I have installed spark on my local machine (Windows 10) following this guide: https://changhsinlee.com/install-pyspark-windows-jupyter/.
When launching the notebook from Anaconda and running:
spark_session = SparkSession\
.builder\
.master("local[*]")\
.appName("Z_PA")\
.getOrCreate()
It takes forever and does not finish (at least in 60 min).
Prior to this i got the error "java-gateway-process-exited-before...". After reading this tread: "https://stackoverflow.com/questions/31841509/pyspark-exception-java-gateway-process-exited-before-sending-the-driver-its-po " I installed following versions and changed directories without spaces.
I dowloaded and installed:
- java version "1.8.0_202"
- Anaconda: conda 4.11.0
- Python: Python 3.8.5
- Spark: spark-3.0.3-bin-hadoop2.7
- winutils.exe (added to bin folder)
Spark is stored in: C:\spark.

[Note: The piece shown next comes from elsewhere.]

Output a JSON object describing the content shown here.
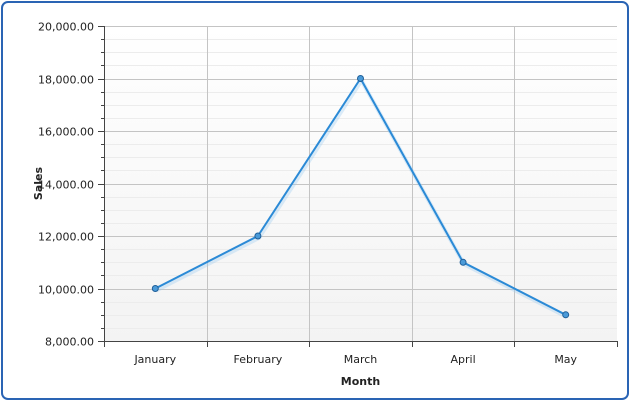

Java is stored in: C:\Java I have added both in my "Environment vairables: User variables for..."
- SPARK_HOME=C:\spark\spark-3.0.3-bin-hadoop2.7
- HADOOP_HOME= C:\spark\spark-3.0.3-bin-hadoop2.7
- JAVA_HOME=C:\Java\jdk1.8.0_202
- PYSPARK_DRIVER_PYTHON=jupyter
- PYSPARK_DRIVER_PYTHON_OPTS=notebook
- and corresponding \bin filepath of spark and java to my path system variables.
I have installed pyspark and findspark as well. These lines of code executes without any issues:
import findspark
findspark.init('C:\spark\spark-3.0.3-bin-hadoop2.7')
findspark.find()
import pyspark # only run after findspark.init()
from pyspark import SparkContext
from pyspark.sql import SparkSession
Anyone who knows why it takes so long time to get a sparksession? Anything in my installation that seems to be incorrect?